More details at: <http://cfaj.freeshell.org/google/>
Also see <http://www.safalra.com/special/googlegroupsreply/>
Andrew Reilly
> Andrew Reilly wrote:
>> ...
>> Bah, humbug. Think I'll go back to assembly language, where pointers do
>> what you tell them to, and don't complain about it to their lawyers.
>> ...
>
> Incorrect. It is not about "lawyers", it is about actual _crashes_. The
> reason why 's - 1' itself can (an will) crash on certain platforms is
> the same as the one that will make it crash in exactly the same way in
> "assembly language" on such platforms.
No, my point was that the language lawyers have taken a perfectly
appealing and generally applicable abstraction, and outlawed certain
obvious constructions on the flimsy grounds that it was easier to
pervert the abstraction than to support it on some uncommon (or indeed
hypothetical) hardware.
> Trying to implement the same code in assembly language on such a
> platform would specifically force you to work around the potential
> crash, sacrificing efficiency for safety. In other words, you'd be
> forced to use different techniques for doing 's - 1' in contexts where
> it might underflow and in contexts where it definitely will not
> underflow.
The assembly language version of the algorithm would *not* crash, because
the assembly language of the perverted platform on which that was a
possibility would require a construction (probably using an explicit
integer array index, rather than pointer manipulation) that would cause
exactly zero inefficiency or impairment of safety. (Because the index is
only *used* in-bounds.)
> C language, on the other hand, doesn't offer two different '-' operators
> to for these two specific situations. Instead C language outlaws (in
> essence) pointer underflows.
No it doesn't. The C language allows "inner" pointers to be passed to
functions, with no other way for the function to tell whether s - 1 is
legal or illegal in any particular call context. It is therefore clear
what the abstraction of pointer arithmetic implies. That some platforms
(may) have a problem with this is not the language's fault.

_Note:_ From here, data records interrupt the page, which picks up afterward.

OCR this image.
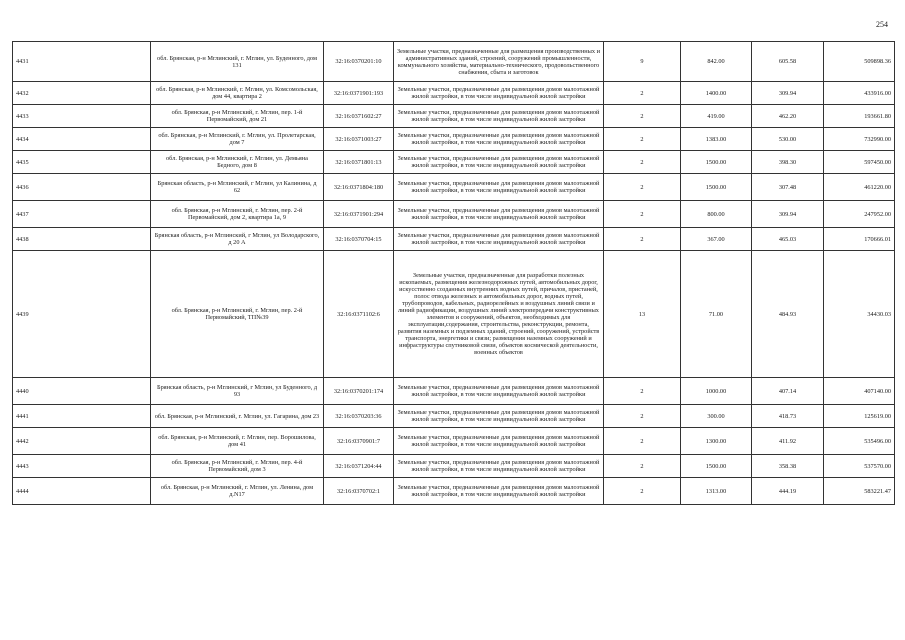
254
4431	обл. Брянская, р-н Мглинский, г. Мглин, ул. Буденного, дом 131	32:16:0370201:10	Земельные участки, предназначенные для размещения производственных и административных зданий, строений, сооружений промышленности, коммунального хозяйства, материально-технического, продовольственного снабжения, сбыта и заготовок	9	842.00	605.58	509898.36
4432	обл. Брянская, р-н Мглинский, г. Мглин, ул. Комсомольская, дом 44, квартира 2	32:16:0371901:193	Земельные участки, предназначенные для размещения домов малоэтажной жилой застройки, в том числе индивидуальной жилой застройки	2	1400.00	309.94	433916.00
4433	обл. Брянская, р-н Мглинский, г. Мглин, пер. 1-й Первомайский, дом 21	32:16:0371602:27	Земельные участки, предназначенные для размещения домов малоэтажной жилой застройки, в том числе индивидуальной жилой застройки	2	419.00	462.20	193661.80
4434	обл. Брянская, р-н Мглинский, г. Мглин, ул. Пролетарская, дом 7	32:16:0371003:27	Земельные участки, предназначенные для размещения домов малоэтажной жилой застройки, в том числе индивидуальной жилой застройки	2	1383.00	530.00	732990.00
4435	обл. Брянская, р-н Мглинский, г. Мглин, ул. Демьяна Бедного, дом 8	32:16:0371801:13	Земельные участки, предназначенные для размещения домов малоэтажной жилой застройки, в том числе индивидуальной жилой застройки	2	1500.00	398.30	597450.00
4436	Брянская область, р-н Мглинский, г Мглин, ул Калинина, д 62	32:16:0371804:180	Земельные участки, предназначенные для размещения домов малоэтажной жилой застройки, в том числе индивидуальной жилой застройки	2	1500.00	307.48	461220.00
4437	обл. Брянская, р-н Мглинский, г. Мглин, пер. 2-й Первомайский, дом 2, квартира 1а, 9	32:16:0371901:294	Земельные участки, предназначенные для размещения домов малоэтажной жилой застройки, в том числе индивидуальной жилой застройки	2	800.00	309.94	247952.00
4438	Брянская область, р-н Мглинский, г Мглин, ул Володарского, д 20 А	32:16:0370704:15	Земельные участки, предназначенные для размещения домов малоэтажной жилой застройки, в том числе индивидуальной жилой застройки	2	367.00	465.03	170666.01
4439	обл. Брянская, р-н Мглинский, г. Мглин, пер. 2-й Первомайский, ТП№39	32:16:0371102:6	Земельные участки, предназначенные для разработки полезных ископаемых, размещения железнодорожных путей, автомобильных дорог, искусственно созданных внутренних водных путей, причалов, пристаней, полос отвода железных и автомобильных дорог, водных путей, трубопроводов, кабельных, радиорелейных и воздушных линий связи и линий радиофикации, воздушных линий электропередачи конструктивных элементов и сооружений, объектов, необходимых для эксплуатации,содержания, строительства, реконструкции, ремонта, развития наземных и подземных зданий, строений, сооружений, устройств транспорта, энергетики и связи; размещения наземных сооружений и инфраструктуры спутниковой связи, объектов космической деятельности, военных объектов	13	71.00	484.93	34430.03
4440	Брянская область, р-н Мглинский, г Мглин, ул Буденного, д 93	32:16:0370201:174	Земельные участки, предназначенные для размещения домов малоэтажной жилой застройки, в том числе индивидуальной жилой застройки	2	1000.00	407.14	407140.00
4441	обл. Брянская, р-н Мглинский, г. Мглин, ул. Гагарина, дом 23	32:16:0370203:36	Земельные участки, предназначенные для размещения домов малоэтажной жилой застройки, в том числе индивидуальной жилой застройки	2	300.00	418.73	125619.00
4442	обл. Брянская, р-н Мглинский, г. Мглин, пер. Ворошилова, дом 41	32:16:0370901:7	Земельные участки, предназначенные для размещения домов малоэтажной жилой застройки, в том числе индивидуальной жилой застройки	2	1300.00	411.92	535496.00
4443	обл. Брянская, р-н Мглинский, г. Мглин, пер. 4-й Первомайский, дом 3	32:16:0371204:44	Земельные участки, предназначенные для размещения домов малоэтажной жилой застройки, в том числе индивидуальной жилой застройки	2	1500.00	358.38	537570.00
4444	обл. Брянская, р-н Мглинский, г. Мглин, ул. Ленина, дом д.N17	32:16:0370702:1	Земельные участки, предназначенные для размещения домов малоэтажной жилой застройки, в том числе индивидуальной жилой застройки	2	1313.00	444.19	583221.47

It's just a
bit harder to support C on them. That's OK. There are plenty of other
languages that don't allow that construct at all (or even have pointers as
such), and they were clearly the targets in mind for the people who
developed such hardware. The standard authors erred. It should have been
incumbant on implementers on odd platforms to support the full power of
the language or not at all, rather than for all other (C-like) platforms
to carry the oddness around with them, in their code. However, it's clear
that's a very old mistake, and no-one's going to back away from it now.
> This is a perfectly reasonable approach for a higher level language.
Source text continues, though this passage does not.